“Class action counsel serve a valuable role in our legal system and deserve to be paid. But not twice.” Gelis v. BMW of N. Am., LLC, No. 24-2721, 2026 WL 1691583, at *1 (3d Cir. June 11, 2026) (“Gelis II“). With that admonition, the Third Circuit for the second time vacated a $3.7 million fee award to class counsel in a consumer class action alleging that BMW sold vehicles with defective timing chains. See also Gelis v. BMW of N. Am., LLC (“Gelis I“), 49 F.4th 371, 376–77, 380 (3d Cir. 2022) (“Gelis I“) (first rejection of the $3.7 million award).
In September 2017, plaintiffs filed a putative class action on behalf of a nationwide class and twelve state-specific subclasses. After partial dismissal and four months of discovery, the parties settled the merits after a one-day mediation but could not agree on an amount for attorneys’ fees, though class counsel agreed to cap their request at $3.7 million and defendant agreed not to oppose a fee award up to $1.5 million. The district court approved a $1.9 million lodestar calculation and applied a 1.94 multiplier to reach an award of $3.7 million.
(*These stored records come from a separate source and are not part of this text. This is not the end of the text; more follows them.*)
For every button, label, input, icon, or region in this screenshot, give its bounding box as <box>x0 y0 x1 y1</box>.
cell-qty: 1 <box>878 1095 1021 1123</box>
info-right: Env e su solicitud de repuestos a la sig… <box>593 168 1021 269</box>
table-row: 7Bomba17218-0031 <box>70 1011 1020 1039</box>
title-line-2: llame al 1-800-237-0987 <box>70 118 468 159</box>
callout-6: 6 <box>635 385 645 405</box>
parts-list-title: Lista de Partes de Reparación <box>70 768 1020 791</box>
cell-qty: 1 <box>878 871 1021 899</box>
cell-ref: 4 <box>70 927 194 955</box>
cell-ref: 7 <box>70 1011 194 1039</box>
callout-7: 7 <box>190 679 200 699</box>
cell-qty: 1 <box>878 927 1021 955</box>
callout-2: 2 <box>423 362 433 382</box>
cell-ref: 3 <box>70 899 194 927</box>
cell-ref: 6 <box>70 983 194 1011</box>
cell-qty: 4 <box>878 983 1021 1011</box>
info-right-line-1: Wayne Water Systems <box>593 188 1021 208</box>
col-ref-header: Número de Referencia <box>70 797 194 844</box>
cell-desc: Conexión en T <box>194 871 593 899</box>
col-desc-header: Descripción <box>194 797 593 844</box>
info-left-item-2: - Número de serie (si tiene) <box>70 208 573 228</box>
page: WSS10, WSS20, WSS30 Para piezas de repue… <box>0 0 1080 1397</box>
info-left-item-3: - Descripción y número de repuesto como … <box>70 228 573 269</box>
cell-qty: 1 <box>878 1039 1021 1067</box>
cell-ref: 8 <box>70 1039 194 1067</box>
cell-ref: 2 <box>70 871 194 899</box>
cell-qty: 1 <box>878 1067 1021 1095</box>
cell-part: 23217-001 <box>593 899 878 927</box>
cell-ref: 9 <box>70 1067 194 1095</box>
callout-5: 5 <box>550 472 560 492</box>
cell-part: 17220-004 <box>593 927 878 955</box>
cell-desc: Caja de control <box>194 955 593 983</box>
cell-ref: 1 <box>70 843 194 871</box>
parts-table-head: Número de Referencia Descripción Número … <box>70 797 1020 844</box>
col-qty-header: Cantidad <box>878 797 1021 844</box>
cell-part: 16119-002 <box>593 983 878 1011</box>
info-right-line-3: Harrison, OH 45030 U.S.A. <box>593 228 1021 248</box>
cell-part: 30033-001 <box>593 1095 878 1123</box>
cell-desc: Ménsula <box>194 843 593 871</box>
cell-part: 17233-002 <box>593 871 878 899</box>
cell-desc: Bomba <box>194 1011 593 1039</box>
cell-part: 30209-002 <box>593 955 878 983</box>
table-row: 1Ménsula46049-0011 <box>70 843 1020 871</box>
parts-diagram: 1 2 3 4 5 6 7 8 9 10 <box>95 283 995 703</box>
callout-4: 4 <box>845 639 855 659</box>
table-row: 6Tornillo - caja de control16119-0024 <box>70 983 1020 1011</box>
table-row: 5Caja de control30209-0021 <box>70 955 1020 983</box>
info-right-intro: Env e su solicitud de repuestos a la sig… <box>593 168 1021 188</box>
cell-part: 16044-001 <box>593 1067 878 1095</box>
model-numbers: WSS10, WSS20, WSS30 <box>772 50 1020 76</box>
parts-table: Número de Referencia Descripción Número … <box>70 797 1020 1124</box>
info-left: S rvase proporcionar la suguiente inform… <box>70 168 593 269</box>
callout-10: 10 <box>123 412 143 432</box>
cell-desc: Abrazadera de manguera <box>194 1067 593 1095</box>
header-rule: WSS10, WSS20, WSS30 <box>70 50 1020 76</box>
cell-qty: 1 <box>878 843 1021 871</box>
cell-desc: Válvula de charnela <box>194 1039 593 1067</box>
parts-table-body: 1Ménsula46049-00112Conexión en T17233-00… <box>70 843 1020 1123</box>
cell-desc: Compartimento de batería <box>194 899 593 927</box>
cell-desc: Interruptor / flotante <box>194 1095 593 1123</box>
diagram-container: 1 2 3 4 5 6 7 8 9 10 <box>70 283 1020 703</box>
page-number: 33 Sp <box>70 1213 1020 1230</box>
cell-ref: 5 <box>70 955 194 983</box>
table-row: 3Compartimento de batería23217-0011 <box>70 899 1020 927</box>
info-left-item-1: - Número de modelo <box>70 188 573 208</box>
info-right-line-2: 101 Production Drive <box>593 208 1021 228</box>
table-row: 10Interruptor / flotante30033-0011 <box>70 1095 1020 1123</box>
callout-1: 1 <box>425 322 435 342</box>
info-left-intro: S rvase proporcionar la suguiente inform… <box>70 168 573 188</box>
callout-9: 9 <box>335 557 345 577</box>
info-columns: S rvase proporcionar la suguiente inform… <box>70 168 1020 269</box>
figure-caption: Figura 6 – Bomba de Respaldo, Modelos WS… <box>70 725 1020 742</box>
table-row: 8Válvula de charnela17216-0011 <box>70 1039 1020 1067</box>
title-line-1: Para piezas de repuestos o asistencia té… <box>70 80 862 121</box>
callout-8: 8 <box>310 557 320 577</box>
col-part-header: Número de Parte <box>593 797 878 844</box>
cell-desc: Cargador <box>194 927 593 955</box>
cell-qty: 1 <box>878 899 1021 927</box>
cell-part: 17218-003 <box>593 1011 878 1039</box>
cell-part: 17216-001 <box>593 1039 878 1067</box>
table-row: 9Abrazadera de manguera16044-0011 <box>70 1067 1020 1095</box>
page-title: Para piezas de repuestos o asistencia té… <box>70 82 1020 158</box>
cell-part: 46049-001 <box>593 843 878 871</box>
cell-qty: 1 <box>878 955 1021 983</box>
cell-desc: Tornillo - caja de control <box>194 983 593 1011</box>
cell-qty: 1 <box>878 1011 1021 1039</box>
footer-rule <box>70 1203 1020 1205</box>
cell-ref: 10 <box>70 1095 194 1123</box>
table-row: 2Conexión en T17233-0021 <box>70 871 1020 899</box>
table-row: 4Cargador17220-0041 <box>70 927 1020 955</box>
The Third Circuit vacated that award in Gelis I because class counsel’s vague, single-page billing summaries made it impossible to assess whether the hours were reasonable. On remand, class counsel supplemented the record but again requested $3.7 million; the district court obliged with a new $2.1 million lodestar calculation and a reduced 1.75 multiplier that—as the Third Circuit observed, “[p]erhaps not coincidentally”—once again produced a fee award of exactly $3.7 million.
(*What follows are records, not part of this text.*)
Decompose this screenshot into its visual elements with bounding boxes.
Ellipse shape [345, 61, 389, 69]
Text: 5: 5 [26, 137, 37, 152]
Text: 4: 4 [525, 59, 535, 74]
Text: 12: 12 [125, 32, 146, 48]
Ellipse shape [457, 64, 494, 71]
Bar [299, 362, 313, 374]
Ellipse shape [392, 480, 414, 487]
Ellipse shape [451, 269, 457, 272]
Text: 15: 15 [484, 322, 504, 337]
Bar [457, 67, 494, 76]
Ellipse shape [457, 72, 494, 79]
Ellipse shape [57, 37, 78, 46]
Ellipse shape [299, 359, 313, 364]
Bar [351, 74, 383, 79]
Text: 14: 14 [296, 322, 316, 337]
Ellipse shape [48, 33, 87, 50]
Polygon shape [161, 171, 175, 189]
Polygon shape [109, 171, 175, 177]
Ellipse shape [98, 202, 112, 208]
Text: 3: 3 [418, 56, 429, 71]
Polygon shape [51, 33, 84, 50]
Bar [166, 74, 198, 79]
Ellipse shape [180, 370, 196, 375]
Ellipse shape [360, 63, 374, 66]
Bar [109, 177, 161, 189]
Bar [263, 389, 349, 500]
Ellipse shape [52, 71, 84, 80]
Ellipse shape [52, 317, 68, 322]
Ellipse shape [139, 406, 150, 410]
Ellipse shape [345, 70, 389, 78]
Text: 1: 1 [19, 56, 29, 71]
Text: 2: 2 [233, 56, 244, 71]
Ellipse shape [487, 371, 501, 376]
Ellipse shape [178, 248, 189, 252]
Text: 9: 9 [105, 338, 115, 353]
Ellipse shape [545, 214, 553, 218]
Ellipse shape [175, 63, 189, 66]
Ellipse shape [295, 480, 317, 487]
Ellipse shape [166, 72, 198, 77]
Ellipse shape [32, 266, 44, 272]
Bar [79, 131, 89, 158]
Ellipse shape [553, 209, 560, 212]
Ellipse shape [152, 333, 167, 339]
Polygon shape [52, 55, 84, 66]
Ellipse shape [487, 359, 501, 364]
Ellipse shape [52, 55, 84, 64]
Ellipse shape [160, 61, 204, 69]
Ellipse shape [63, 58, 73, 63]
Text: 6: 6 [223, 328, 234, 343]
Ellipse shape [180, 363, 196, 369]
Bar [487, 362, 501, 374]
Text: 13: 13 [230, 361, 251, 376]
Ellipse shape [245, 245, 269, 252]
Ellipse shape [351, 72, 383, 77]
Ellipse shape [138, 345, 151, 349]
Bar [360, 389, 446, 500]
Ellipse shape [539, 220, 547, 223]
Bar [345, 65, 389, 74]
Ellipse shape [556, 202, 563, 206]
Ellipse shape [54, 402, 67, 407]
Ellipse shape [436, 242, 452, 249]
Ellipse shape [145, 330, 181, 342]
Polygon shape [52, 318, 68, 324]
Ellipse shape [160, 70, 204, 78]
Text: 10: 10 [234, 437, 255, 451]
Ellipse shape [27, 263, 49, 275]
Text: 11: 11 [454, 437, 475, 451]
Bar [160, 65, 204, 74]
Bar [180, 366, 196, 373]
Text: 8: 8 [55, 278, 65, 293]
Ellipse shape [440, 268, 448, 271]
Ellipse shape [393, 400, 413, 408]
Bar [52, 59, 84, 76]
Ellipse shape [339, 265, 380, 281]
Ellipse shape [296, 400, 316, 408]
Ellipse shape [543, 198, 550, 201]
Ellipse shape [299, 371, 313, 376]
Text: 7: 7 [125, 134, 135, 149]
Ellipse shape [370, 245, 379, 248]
The central legal question in the latest appeal was whether the limits the Supreme Court placed on fee enhancements in Perdue v. Kenny A. ex rel. Winn, 559 U.S. 542 (2010) apply equally to statutory fee-shifting cases and contractual fee-shifting cases such as this one. In Perdue, the Supreme Court held that the baseline lodestar already accounts for most fee-setting factors—e.g., case difficulty, risk, and attorney quality—so enhancing it for those same factors amounts to paying lawyers twice. The Third Circuit held that these limits apply in contractual fee-shifting cases and, applying this reasoning, found that the district court improperly enhanced the lodestar based on “risk of nonpayment,” the “complex and technical” nature of the litigation, and counsel’s skill—factors that Perdue deems either subsumed in the baseline lodestar or available only in “rare” and “exceptional” circumstances. The district court also “double-counted” complexity by using it both to approve unusually high hours and to justify the multiplier. Further, the Third Circuit determined that over 80% of the 2,877 claimed hours were billed at a partner’s higher hourly rate—a “startling” proportion—and found that specific entries were inflated. Accordingly, the Third Circuit vacated the fee award and remanded for further proceedings consistent with its ruling.
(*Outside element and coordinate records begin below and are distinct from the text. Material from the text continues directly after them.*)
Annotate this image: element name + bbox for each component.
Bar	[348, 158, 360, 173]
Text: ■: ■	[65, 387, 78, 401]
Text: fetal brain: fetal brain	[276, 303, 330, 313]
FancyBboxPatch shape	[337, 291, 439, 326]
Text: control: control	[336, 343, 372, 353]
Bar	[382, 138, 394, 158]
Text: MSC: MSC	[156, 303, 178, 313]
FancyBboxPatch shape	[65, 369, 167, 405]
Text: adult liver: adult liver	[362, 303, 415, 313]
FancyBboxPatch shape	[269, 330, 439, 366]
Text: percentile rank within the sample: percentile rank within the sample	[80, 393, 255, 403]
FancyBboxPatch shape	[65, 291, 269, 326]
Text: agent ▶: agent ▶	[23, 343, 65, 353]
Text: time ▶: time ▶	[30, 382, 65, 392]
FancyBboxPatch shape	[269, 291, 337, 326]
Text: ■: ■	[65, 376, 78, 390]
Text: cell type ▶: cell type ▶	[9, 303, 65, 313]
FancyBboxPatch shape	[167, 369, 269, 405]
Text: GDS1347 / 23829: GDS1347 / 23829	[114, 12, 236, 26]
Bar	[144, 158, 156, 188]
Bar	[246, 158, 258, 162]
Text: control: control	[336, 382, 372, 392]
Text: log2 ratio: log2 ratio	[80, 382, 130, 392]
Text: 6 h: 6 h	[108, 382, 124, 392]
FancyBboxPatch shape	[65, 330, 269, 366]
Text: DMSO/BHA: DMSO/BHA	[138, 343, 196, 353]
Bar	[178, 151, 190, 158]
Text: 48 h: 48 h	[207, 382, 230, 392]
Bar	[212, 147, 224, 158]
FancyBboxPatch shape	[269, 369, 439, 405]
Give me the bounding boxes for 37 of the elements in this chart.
Gelis II is significant because, by further constraining courts’ ability to enhance the lodestar calculation by accounting for various case-specific complexities, it arguably complicates class counsel’s decision-making about which cases to bring and where. The decision also underscores the importance of defensible staffing allocations in fee petitions, as courts will closely scrutinize whether partner-heavy billing is justified by the demands of the case.